I need a new word or, even better, an old word that I don't know. This gets terribly meta (in a Hofstadter sense) and recursive, so I hope that this makes sense.
The word I need is one that describes a word that embodies a concept. So, for example, a mouse is a small furry rat, but in a lab somewhere, perhaps someone said something like:
"We have invented a pointing device that one holds in the palm of the hand, that is used to move objects around a virtual environment. We need a new [xxx]."
Some additional examples "Our product is installed on our user's machine to supply an obvious function, but generates revenue by serving ads. This is an example of [???],"
"Something that operates at the scale of between 1 to 100 billionth of a metre would be prefixed with [???]"
The above examples (mouse, adware, nano-) are technology-oriented, but I'm not limiting my question to technology. So, for example, the unibrow describes eyebrows that join in the middle.
So, what do we call a word that wraps a series of ideas into one succinct word, allowing for efficient communication? What would this process be called? What I'm looking for is to complete the following sentence:
"This new development is crying out for a [xxx], to call it"
I have come up with the following list, but they really don't quite capture the concept:
- Jargon / colloquialism / idiom - very close and cover some of what I mean. However, jargon has a technical connotation, colloquialism has an informal connotation and idiom has a cultural connotation.

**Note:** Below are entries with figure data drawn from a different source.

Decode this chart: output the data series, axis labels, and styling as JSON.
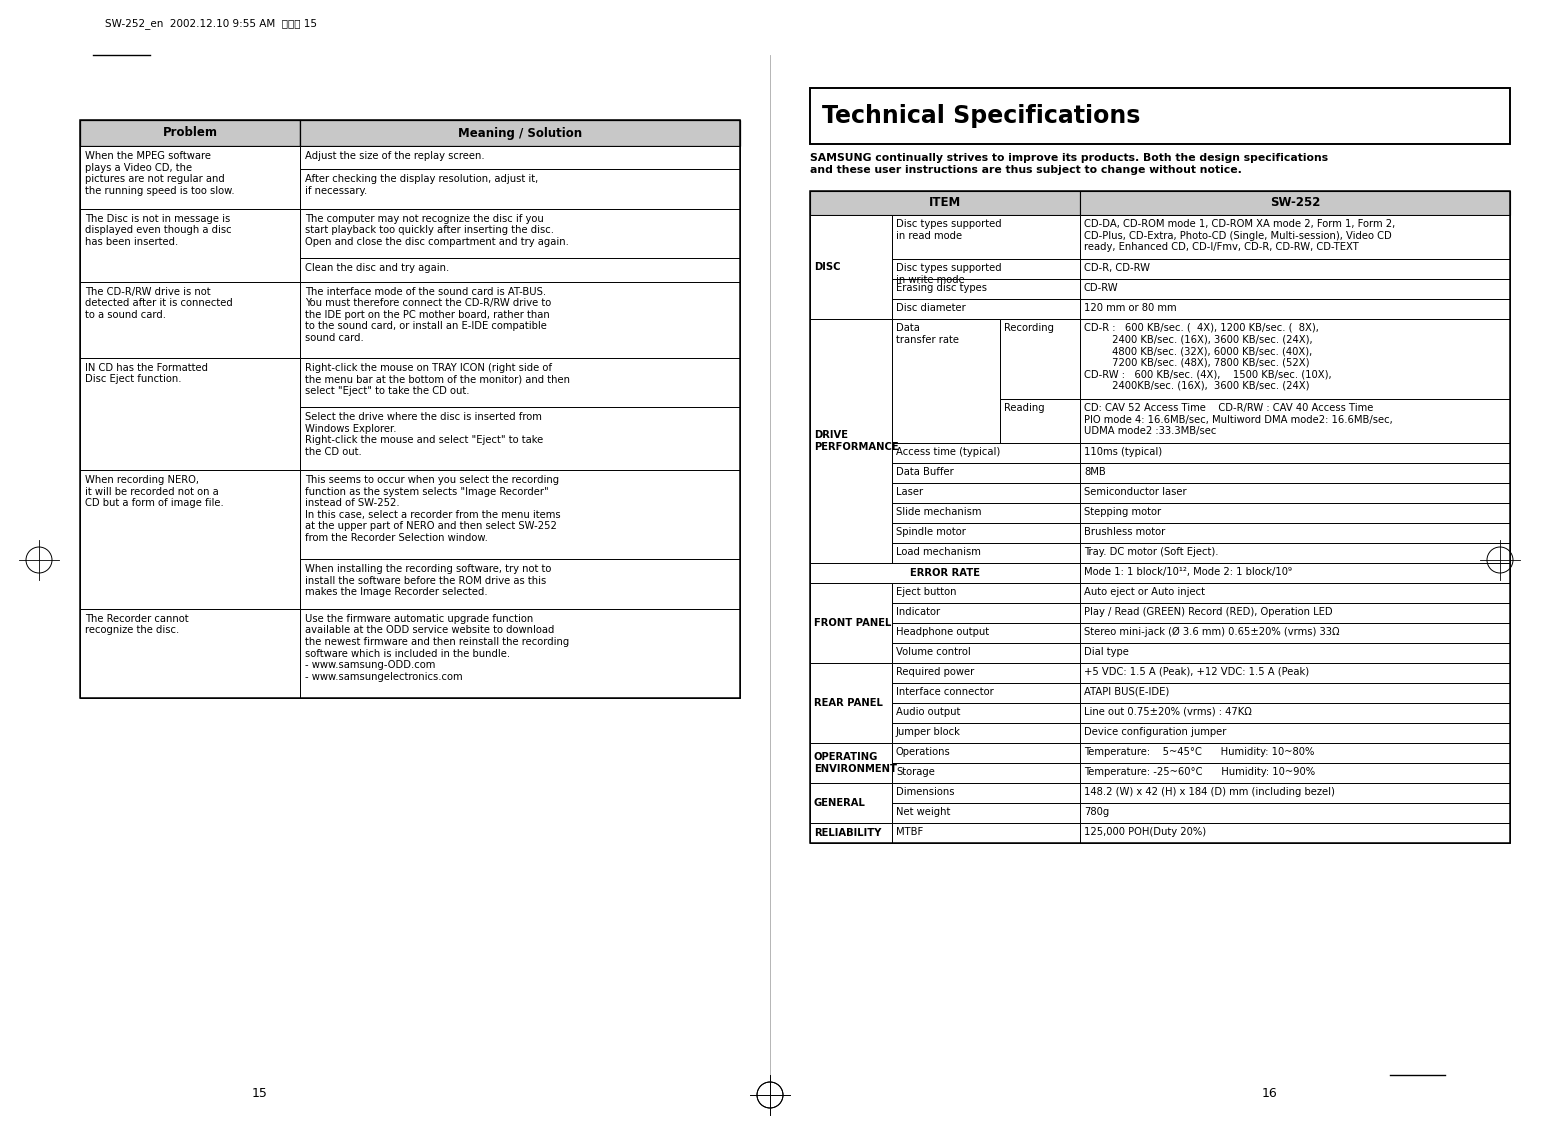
{
  "page_header": "SW-252_en  2002.12.10 9:55 AM  페이지 15",
  "page_number_left": "15",
  "page_number_right": "16",
  "title": "Technical Specifications",
  "subtitle": "SAMSUNG continually strives to improve its products. Both the design specifications\nand these user instructions are thus subject to change without notice.",
  "left_table_headers": [
    "Problem",
    "Meaning / Solution"
  ],
  "left_table_rows": [
    {
      "problem": "When the MPEG software\nplays a Video CD, the\npictures are not regular and\nthe running speed is too slow.",
      "solutions": [
        "Adjust the size of the replay screen.",
        "After checking the display resolution, adjust it,\nif necessary."
      ]
    },
    {
      "problem": "The Disc is not in message is\ndisplayed even though a disc\nhas been inserted.",
      "solutions": [
        "The computer may not recognize the disc if you\nstart playback too quickly after inserting the disc.\nOpen and close the disc compartment and try again.",
        "Clean the disc and try again."
      ]
    },
    {
      "problem": "The CD-R/RW drive is not\ndetected after it is connected\nto a sound card.",
      "solutions": [
        "The interface mode of the sound card is AT-BUS.\nYou must therefore connect the CD-R/RW drive to\nthe IDE port on the PC mother board, rather than\nto the sound card, or install an E-IDE compatible\nsound card."
      ]
    },
    {
      "problem": "IN CD has the Formatted\nDisc Eject function.",
      "solutions": [
        "Right-click the mouse on TRAY ICON (right side of\nthe menu bar at the bottom of the monitor) and then\nselect \"Eject\" to take the CD out.",
        "Select the drive where the disc is inserted from\nWindows Explorer.\nRight-click the mouse and select \"Eject\" to take\nthe CD out."
      ]
    },
    {
      "problem": "When recording NERO,\nit will be recorded not on a\nCD but a form of image file.",
      "solutions": [
        "This seems to occur when you select the recording\nfunction as the system selects \"Image Recorder\"\ninstead of SW-252.\nIn this case, select a recorder from the menu items\nat the upper part of NERO and then select SW-252\nfrom the Recorder Selection window.",
        "When installing the recording software, try not to\ninstall the software before the ROM drive as this\nmakes the Image Recorder selected."
      ]
    },
    {
      "problem": "The Recorder cannot\nrecognize the disc.",
      "solutions": [
        "Use the firmware automatic upgrade function\navailable at the ODD service website to download\nthe newest firmware and then reinstall the recording\nsoftware which is included in the bundle.\n- www.samsung-ODD.com\n- www.samsungelectronics.com"
      ]
    }
  ],
  "right_table_sections": [
    {
      "section": "DISC",
      "section_bold": true,
      "rows": [
        {
          "col1": "Disc types supported\nin read mode",
          "col2": "",
          "value": "CD-DA, CD-ROM mode 1, CD-ROM XA mode 2, Form 1, Form 2,\nCD-Plus, CD-Extra, Photo-CD (Single, Multi-session), Video CD\nready, Enhanced CD, CD-I/Fmv, CD-R, CD-RW, CD-TEXT"
        },
        {
          "col1": "Disc types supported\nin write mode",
          "col2": "",
          "value": "CD-R, CD-RW"
        },
        {
          "col1": "Erasing disc types",
          "col2": "",
          "value": "CD-RW"
        },
        {
          "col1": "Disc diameter",
          "col2": "",
          "value": "120 mm or 80 mm"
        }
      ]
    },
    {
      "section": "DRIVE\nPERFORMANCE",
      "section_bold": true,
      "rows": [
        {
          "col1": "Data\ntransfer rate",
          "col1_span": 2,
          "col2": "Recording",
          "value": "CD-R :   600 KB/sec. (  4X), 1200 KB/sec. (  8X),\n         2400 KB/sec. (16X), 3600 KB/sec. (24X),\n         4800 KB/sec. (32X), 6000 KB/sec. (40X),\n         7200 KB/sec. (48X), 7800 KB/sec. (52X)\nCD-RW :   600 KB/sec. (4X),    1500 KB/sec. (10X),\n         2400KB/sec. (16X),  3600 KB/sec. (24X)"
        },
        {
          "col1": "",
          "col1_span": 2,
          "col2": "Reading",
          "value": "CD: CAV 52 Access Time    CD-R/RW : CAV 40 Access Time\nPIO mode 4: 16.6MB/sec, Multiword DMA mode2: 16.6MB/sec,\nUDMA mode2 :33.3MB/sec"
        },
        {
          "col1": "Access time (typical)",
          "col2": "",
          "value": "110ms (typical)"
        },
        {
          "col1": "Data Buffer",
          "col2": "",
          "value": "8MB"
        },
        {
          "col1": "Laser",
          "col2": "",
          "value": "Semiconductor laser"
        },
        {
          "col1": "Slide mechanism",
          "col2": "",
          "value": "Stepping motor"
        },
        {
          "col1": "Spindle motor",
          "col2": "",
          "value": "Brushless motor"
        },
        {
          "col1": "Load mechanism",
          "col2": "",
          "value": "Tray. DC motor (Soft Eject)."
        }
      ]
    },
    {
      "section": "ERROR RATE",
      "section_bold": true,
      "error_rate_row": true,
      "rows": [
        {
          "col1": "",
          "col2": "",
          "value": "Mode 1: 1 block/10¹², Mode 2: 1 block/10⁹"
        }
      ]
    },
    {
      "section": "FRONT PANEL",
      "section_bold": true,
      "rows": [
        {
          "col1": "Eject button",
          "col2": "",
          "value": "Auto eject or Auto inject"
        },
        {
          "col1": "Indicator",
          "col2": "",
          "value": "Play / Read (GREEN) Record (RED), Operation LED"
        },
        {
          "col1": "Headphone output",
          "col2": "",
          "value": "Stereo mini-jack (Ø 3.6 mm) 0.65±20% (vrms) 33Ω"
        },
        {
          "col1": "Volume control",
          "col2": "",
          "value": "Dial type"
        }
      ]
    },
    {
      "section": "REAR PANEL",
      "section_bold": true,
      "rows": [
        {
          "col1": "Required power",
          "col2": "",
          "value": "+5 VDC: 1.5 A (Peak), +12 VDC: 1.5 A (Peak)"
        },
        {
          "col1": "Interface connector",
          "col2": "",
          "value": "ATAPI BUS(E-IDE)"
        },
        {
          "col1": "Audio output",
          "col2": "",
          "value": "Line out 0.75±20% (vrms) : 47KΩ"
        },
        {
          "col1": "Jumper block",
          "col2": "",
          "value": "Device configuration jumper"
        }
      ]
    },
    {
      "section": "OPERATING\nENVIRONMENT",
      "section_bold": true,
      "rows": [
        {
          "col1": "Operations",
          "col2": "",
          "value": "Temperature:    5~45°C      Humidity: 10~80%"
        },
        {
          "col1": "Storage",
          "col2": "",
          "value": "Temperature: -25~60°C      Humidity: 10~90%"
        }
      ]
    },
    {
      "section": "GENERAL",
      "section_bold": true,
      "rows": [
        {
          "col1": "Dimensions",
          "col2": "",
          "value": "148.2 (W) x 42 (H) x 184 (D) mm (including bezel)"
        },
        {
          "col1": "Net weight",
          "col2": "",
          "value": "780g"
        }
      ]
    },
    {
      "section": "RELIABILITY",
      "section_bold": true,
      "rows": [
        {
          "col1": "MTBF",
          "col2": "",
          "value": "125,000 POH(Duty 20%)"
        }
      ]
    }
  ],
  "bg_color": "#ffffff",
  "header_fill": "#c8c8c8",
  "fs_body": 7.2,
  "fs_header": 8.5,
  "fs_title": 17,
  "fs_subtitle": 7.8,
  "fs_small": 6.8
}
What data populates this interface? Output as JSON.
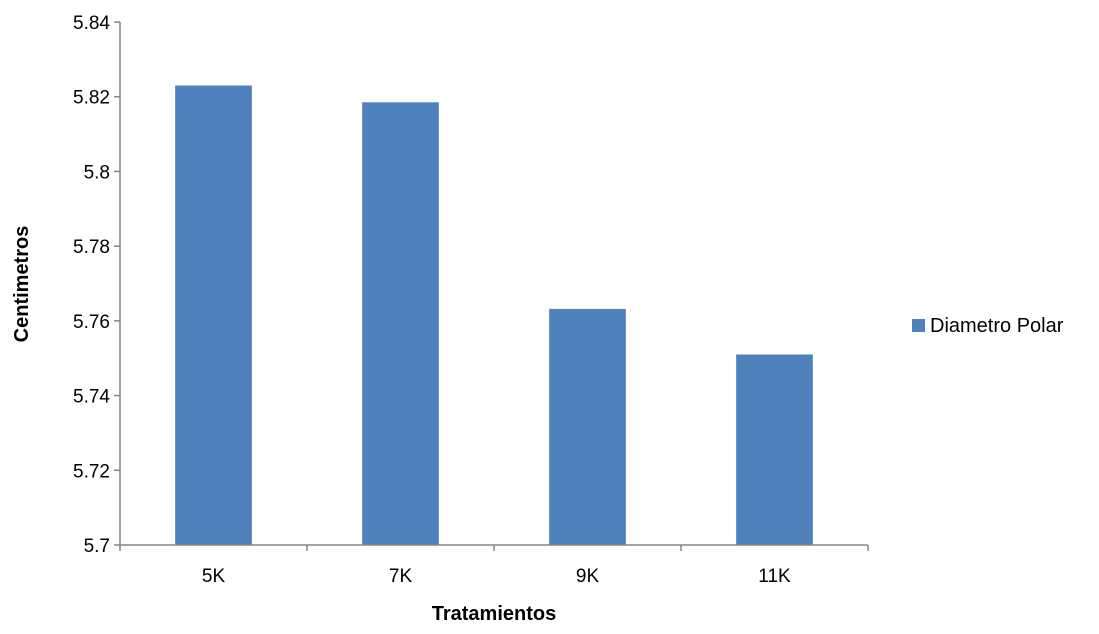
{
  "chart_data": {
    "type": "bar",
    "categories": [
      "5K",
      "7K",
      "9K",
      "11K"
    ],
    "series": [
      {
        "name": "Diametro Polar",
        "values": [
          5.823,
          5.8185,
          5.7632,
          5.751
        ]
      }
    ],
    "title": "",
    "xlabel": "Tratamientos",
    "ylabel": "Centimetros",
    "ylim": [
      5.7,
      5.84
    ],
    "yticks": [
      "5.7",
      "5.72",
      "5.74",
      "5.76",
      "5.78",
      "5.8",
      "5.82",
      "5.84"
    ],
    "grid": false,
    "legend_position": "right",
    "colors": {
      "bar": "#4F81BD",
      "axis": "#868686"
    }
  }
}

- Name - This might cover a new object, but would feel clumsy for a new process, function or idea.
- Noun - this limits it to a specific grammatical element. What about windsurf (a verb).
- Meme - this felt right, but doesn't quite cover it. So, for example, a mouse isn't a meme.
- Neologism - I really thought this was it, but it only covers the early part of the adoption cycle.
- Signifier, Denotata, sign - these is from linguistics and probably comes closest but I feel that it might have a specific technical usage and I cannot see them becoming common.
- Word - what's wrong with word? I felt that this is too general. I feel that we need another level of abstraction. This really hits at the meta element. What I'm looking for is a word to describe a word that encapsulates an idea. This word would be a specific instance of itself.
Staying with a theme, take an example of meta. Before Hofstadter developed the concept of meta, there was no way of describing "an X about X". Now that we have meta, we can say metaconcept (a concept about concepts), metaphilosophy, metadata and metamathematics. What I need is a metaword.